A Essência do Futebol na Rua Javari
Chegando com antecedência ao lendário palco onde, segundo o folclore futebolístico, Pelé teria marcado um de seus gols mais bonitos – sem registros, mas imortalizado pela memória dos torcedores –, Viotti deparou-se com a simplicidade que define a Rua Javari. A compra do ingresso, longe das plataformas digitais e dos setores VIP, foi um respiro: folhas A4 informavam os preços claros, e a transação ocorria por uma janelinha gradeada, resultando em um bilhete lindamente impresso. Uma objetividade e elegância que contrastam com a complexidade do futebol moderno.

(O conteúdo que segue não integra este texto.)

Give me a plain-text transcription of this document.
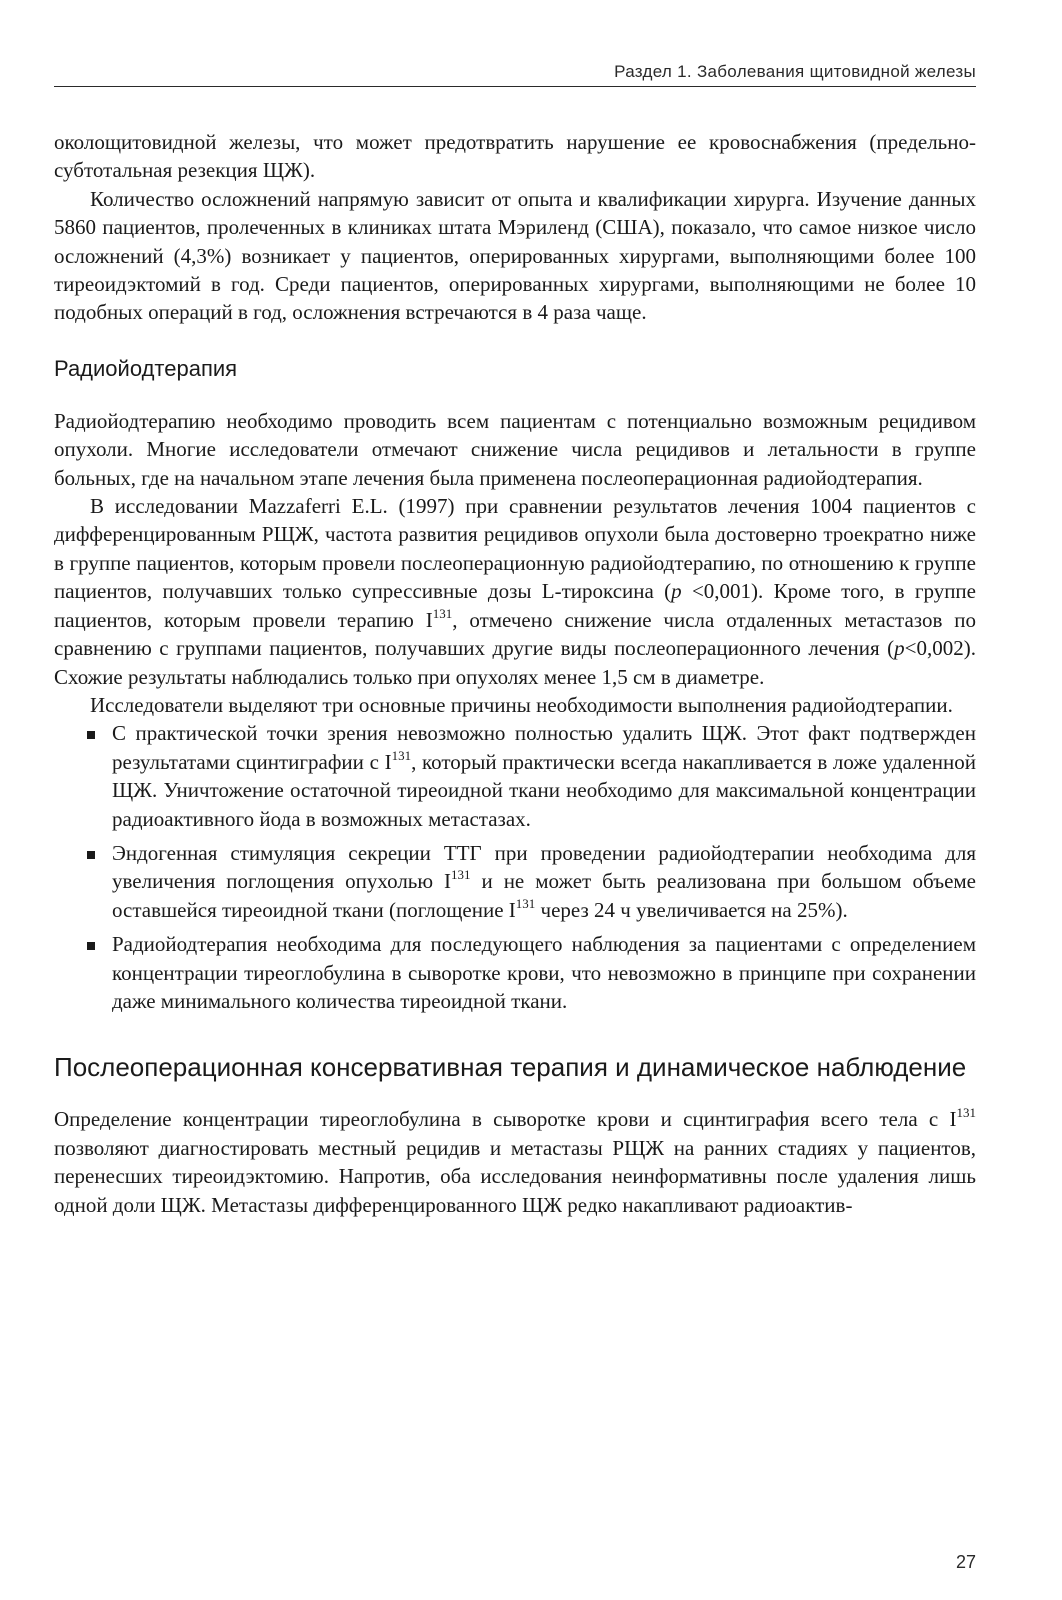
Раздел 1. Заболевания щитовидной железы

околощитовидной железы, что может предотвратить нарушение ее кровоснабжения (предельно-субтотальная резекция ЩЖ).

Количество осложнений напрямую зависит от опыта и квалификации хирурга. Изучение данных 5860 пациентов, пролеченных в клиниках штата Мэриленд (США), показало, что самое низкое число осложнений (4,3%) возникает у пациентов, оперированных хирургами, выполняющими более 100 тиреоидэктомий в год. Среди пациентов, оперированных хирургами, выполняющими не более 10 подобных операций в год, осложнения встречаются в 4 раза чаще.

Радиойодтерапия

Радиойодтерапию необходимо проводить всем пациентам с потенциально возможным рецидивом опухоли. Многие исследователи отмечают снижение числа рецидивов и летальности в группе больных, где на начальном этапе лечения была применена послеоперационная радиойодтерапия.

В исследовании Mazzaferri E.L. (1997) при сравнении результатов лечения 1004 пациентов с дифференцированным РЩЖ, частота развития рецидивов опухоли была достоверно троекратно ниже в группе пациентов, которым провели послеоперационную радиойодтерапию, по отношению к группе пациентов, получавших только супрессивные дозы L-тироксина (p <0,001). Кроме того, в группе пациентов, которым провели терапию $I^{131}$, отмечено снижение числа отдаленных метастазов по сравнению с группами пациентов, получавших другие виды послеоперационного лечения (p<0,002). Схожие результаты наблюдались только при опухолях менее 1,5 см в диаметре.

Исследователи выделяют три основные причины необходимости выполнения радиойодтерапии.

С практической точки зрения невозможно полностью удалить ЩЖ. Этот факт подтвержден результатами сцинтиграфии с $I^{131}$, который практически всегда накапливается в ложе удаленной ЩЖ. Уничтожение остаточной тиреоидной ткани необходимо для максимальной концентрации радиоактивного йода в возможных метастазах.

Эндогенная стимуляция секреции ТТГ при проведении радиойодтерапии необходима для увеличения поглощения опухолью $I^{131}$ и не может быть реализована при большом объеме оставшейся тиреоидной ткани (поглощение $I^{131}$ через 24 ч увеличивается на 25%).

Радиойодтерапия необходима для последующего наблюдения за пациентами с определением концентрации тиреоглобулина в сыворотке крови, что невозможно в принципе при сохранении даже минимального количества тиреоидной ткани.

Послеоперационная консервативная терапия и динамическое наблюдение

Определение концентрации тиреоглобулина в сыворотке крови и сцинтиграфия всего тела с $I^{131}$ позволяют диагностировать местный рецидив и метастазы РЩЖ на ранних стадиях у пациентов, перенесших тиреоидэктомию. Напротив, оба исследования неинформативны после удаления лишь одной доли ЩЖ. Метастазы дифференцированного ЩЖ редко накапливают радиоактив-

27
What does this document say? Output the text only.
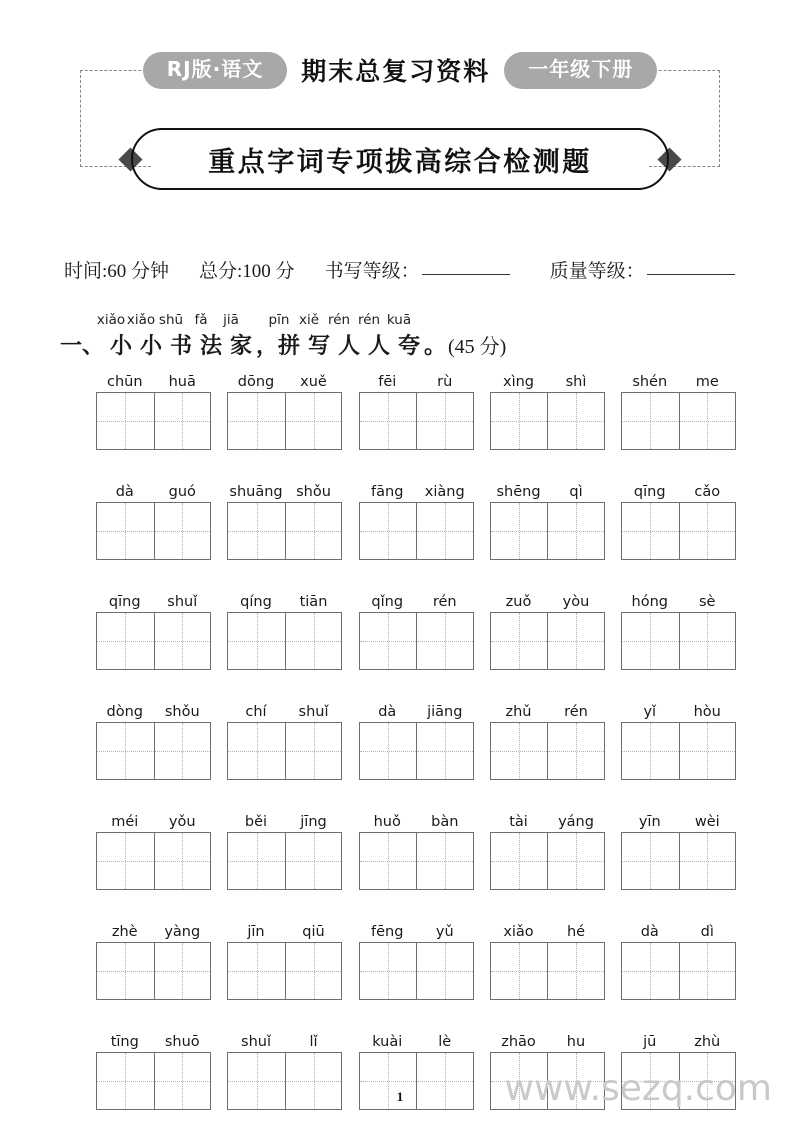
RJ版·语文	期末总复习资料	一年级下册
重点字词专项拔高综合检测题
时间:60 分钟 总分:100 分 书写等级：	质量等级：
xiǎo xiǎo shū fǎ	jiā	pīn xiě rén rén kuā
一、 小 小 书 法 家 ，拼 写 人 人 夸 。 (45 分)
chūn	huā	dōng	xuě	fēi	rù	xìng	shì	shén	me
dà	guó	shuāng shǒu	fāng	xiàng	shēng	qì	qīng	cǎo
qīng	shuǐ	qíng	tiān	qǐng	rén	zuǒ	yòu	hóng	sè
dòng	shǒu	chí	shuǐ	dà	jiāng	zhǔ	rén	yǐ	hòu
méi	yǒu	běi	jīng	huǒ	bàn	tài	yáng	yīn	wèi
zhè	yàng	jīn	qiū	fēng	yǔ	xiǎo	hé	dà	dì
tīng	shuō	shuǐ	lǐ	kuài	lè	zhāo	hu	jū	zhù
www.sezq.com
1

O Gramado do Moleque Travesso e a Tensão da Série A2
No interior do estádio, o professor mergulhou na glória do clube ítalo-brasileiro, que ostenta títulos como a Taça de Prata de 1983 e a Série A2 do Paulista em 2005. O jogo contra o XV de Piracicaba era crucial para o Juventus, que buscava se manter entre os oito melhores da Série A2 e sonhar com o acesso à elite paulista. O primeiro tempo transcorreu tenso, com poucas chances para ambos os lados. Um lance de perigo na área adversária culminou com um jogador do Juventus estendido no bem cuidado piso sintético, provocando o grito de “Chama o Var!” de um torcedor. A resposta veio de Vardinei, o operador do placar, que de sua cabine sentenciou: “Não foi nada, tropeçou na grama!”.
Gols, Paixão Grená e o Aroma Irresistível dos Canoles
O segundo tempo trouxe a virada grená. O delicioso aroma dos canoles, famosos por serem os melhores do Brasil e vendidos aos milhares em cada partida, tomou as arquibancadas. Impulsionadas pelas organizadas “Moleque Travesso” e “Paixão Grená”, as torcidas empurraram o time. Logo aos 5 minutos, Marcelo abriu o placar em uma cobrança de falta. Pouco depois, em outro tiro direto, Elkin Muñoz ampliou, levando o público ao delírio e, em tom de brincadeira, causando “tristeza” ao vice-presidente Geraldo Alckmin, torcedor do XV. A dupla de zaga, envergando os números 32 e 33, garantiu a solidez defensiva, enquanto a entrada de Edinho e, nos minutos finais, de um jogador chamado Romário, sacramentou a vitória com uma bomba de canhota.
Uma Celebração da Tradição e um Convite ao Retorno
Ao apito final, a maioria dos 3.659 pagantes deixou a Rua Javari feliz, garantindo uma renda de mais de 117 mil reais, além da venda de camisas, bandeiras e, claro, milhares de canoles. Viotti, embora tenha ficado sem o seu canole e sem cumprimentar o professor Pasquale Cipro Neto, assíduo frequentador do estádio, já tem motivos para voltar. A experiência na Rua Javari é descrita como uma “janela para o sonho e a brincadeira”, um modesto, mas autêntico desafio à tecnocracia contemporânea e à ditadura da vida administrada, provando que o futebol ainda pode ser uma celebração da paixão e da simplicidade.